Giving Compass' Take:

· Alana Dunagan discusses the most important point in Senator Lamar Alexander's three-part proposal to reauthorize the Higher Education Act– hold programs accountable for student loan repayments. 

· What are the other two parts of Senator Lamar Alexander's three-part proposal? 

· Here's more on accountability and the Higher Education Act


In a recent New York Times op-ed, Senator Lamar Alexander (R-Tenn.) outlined his three-part proposal for reauthorizing the Higher Education Act (HEA): simplify the FAFSA, restructure and streamline student loan repayment, and hold programs accountable for student loan defaults.

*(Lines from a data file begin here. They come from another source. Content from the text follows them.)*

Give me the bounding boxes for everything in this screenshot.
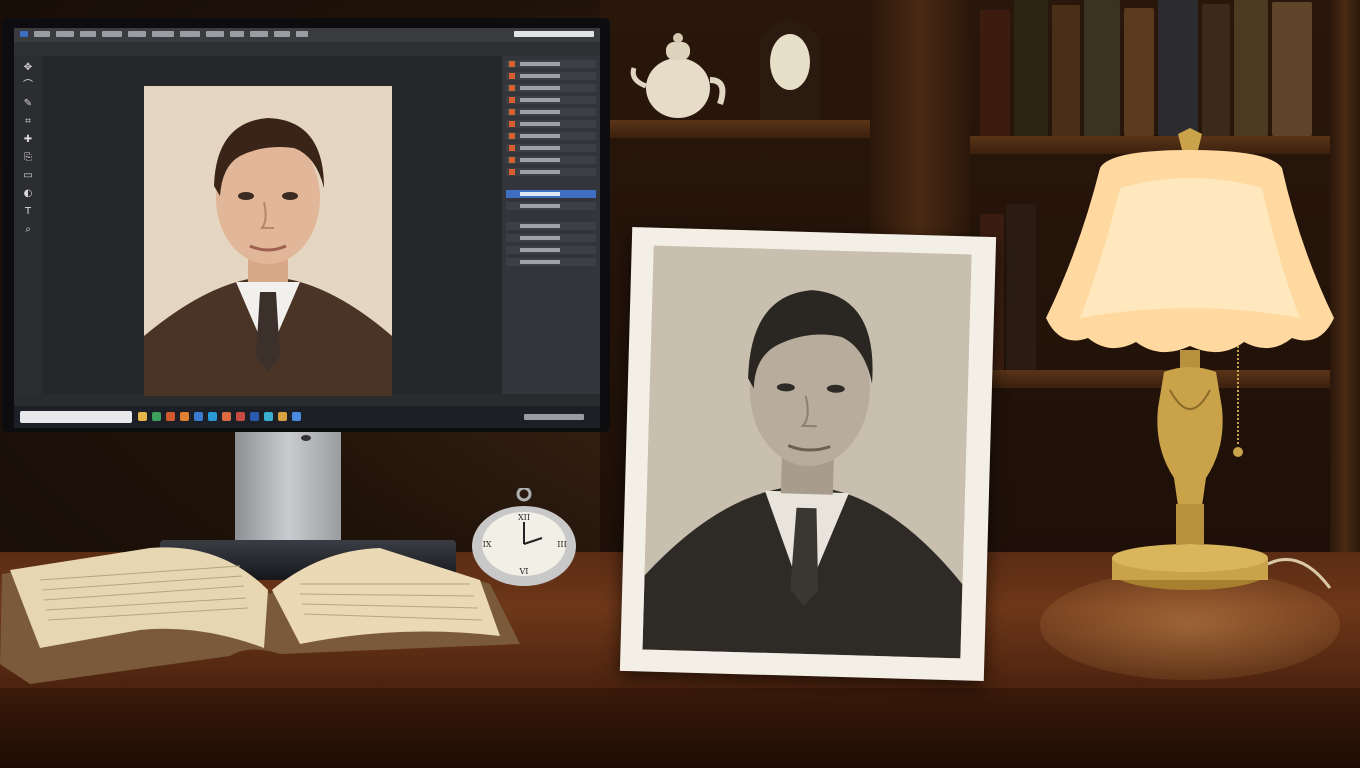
monitor-stand [235,432,341,550]
app-icon [194,412,203,421]
window-controls [514,31,594,37]
colorized-portrait [144,86,392,396]
menu-item [274,31,290,37]
crop-tool-icon: ⌗ [25,116,31,127]
menu-bar [14,28,600,42]
table-lamp [1046,128,1334,590]
app-icon [250,412,259,421]
brush-tool-icon: ✎ [23,98,33,109]
app-icon [180,412,189,421]
menu-item [56,31,74,37]
layer-row [506,96,596,104]
app-icon [278,412,287,421]
watch-numeral-9: IX [483,540,492,549]
menu-item [230,31,244,37]
book-spine [1014,0,1048,136]
book-spine [1202,4,1230,136]
mantel-clock [760,20,820,120]
pocket-watch: XII III VI IX [472,488,576,586]
layer-row [506,132,596,140]
text-tool-icon: T [24,206,32,217]
menu-item [180,31,200,37]
adjustment-row [506,202,596,210]
app-icon [264,412,273,421]
zoom-tool-icon: ⌕ [25,224,31,235]
desk-edge [0,688,1360,768]
layer-row [506,84,596,92]
lasso-tool-icon: ⌒ [23,80,33,91]
clone-tool-icon: ⎘ [24,152,32,163]
adjustment-row [506,234,596,242]
layer-row [506,120,596,128]
app-icon [138,412,147,421]
teapot [630,33,726,118]
system-tray [524,414,584,420]
layer-row [506,60,596,68]
layer-row [506,72,596,80]
app-icon [208,412,217,421]
book-spine [1272,2,1312,136]
layer-row [506,156,596,164]
selected-layer-row [506,190,596,198]
options-bar [14,42,600,57]
document-canvas [42,56,502,396]
app-icon [152,412,161,421]
app-icon [292,412,301,421]
app-icon [222,412,231,421]
layer-row [506,108,596,116]
book-spine [1124,8,1154,136]
book-spine [1052,5,1080,136]
taskbar-search [20,411,132,423]
layer-row [506,144,596,152]
open-book [0,547,520,684]
book-spine [1234,0,1268,136]
book-spine [1084,0,1120,136]
menu-item [296,31,308,37]
monitor: ✥ ⌒ ✎ ⌗ ✚ ⎘ ▭ ◐ T ⌕ [2,18,610,441]
app-icon [236,412,245,421]
menu-item [152,31,174,37]
vintage-portrait [642,245,972,659]
menu-item [34,31,50,37]
watch-numeral-12: XII [518,513,530,522]
taskbar [14,406,600,428]
watch-numeral-3: III [557,540,566,549]
layer-row [506,168,596,176]
eraser-tool-icon: ▭ [23,170,33,181]
book-spine [1158,0,1198,136]
adjustment-row [506,222,596,230]
move-tool-icon: ✥ [23,62,33,73]
menu-item [80,31,96,37]
app-icon [166,412,175,421]
menu-item [102,31,122,37]
photo-frame [619,227,997,681]
menu-item [206,31,224,37]
tools-panel: ✥ ⌒ ✎ ⌗ ✚ ⎘ ▭ ◐ T ⌕ [14,56,42,394]
book-spine [980,10,1010,136]
photo-editor-screen: ✥ ⌒ ✎ ⌗ ✚ ⎘ ▭ ◐ T ⌕ [14,28,600,428]
adjustment-row [506,246,596,254]
menu-item [128,31,146,37]
photo-scene: ✥ ⌒ ✎ ⌗ ✚ ⎘ ▭ ◐ T ⌕ XII III VI IX [0,0,1360,768]
menu-item [250,31,268,37]
dodge-tool-icon: ◐ [23,188,33,199]
app-logo-icon [20,31,28,37]
layers-panel [502,56,600,394]
monitor-logo [301,435,311,441]
adjustment-row [506,258,596,266]
watch-numeral-6: VI [519,567,529,576]
heal-tool-icon: ✚ [23,134,33,145]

Holding programs accountable for student loan repayments is, arguably, the most critical part of Sen. Alexander’s proposal. Although federal spending on higher education has expanded access, it has also had an unintended effect. Federal funds are available on a pay-for-enrollment basis: schools receive government-subsidized tuition payments for each course in which a student enrolls, regardless of whether that student successfully completes the course, or whether that course helps them make progress toward a degree. The exclusive focus on enrollment means that federal funds are responsible for keeping programs with low course-completion and dismal graduation rates afloat.

Funding also is not tied directly to a program’s track record of placing students into good jobs, and inevitably, many students end up with debt that they struggle to repay—over a million new defaults every year.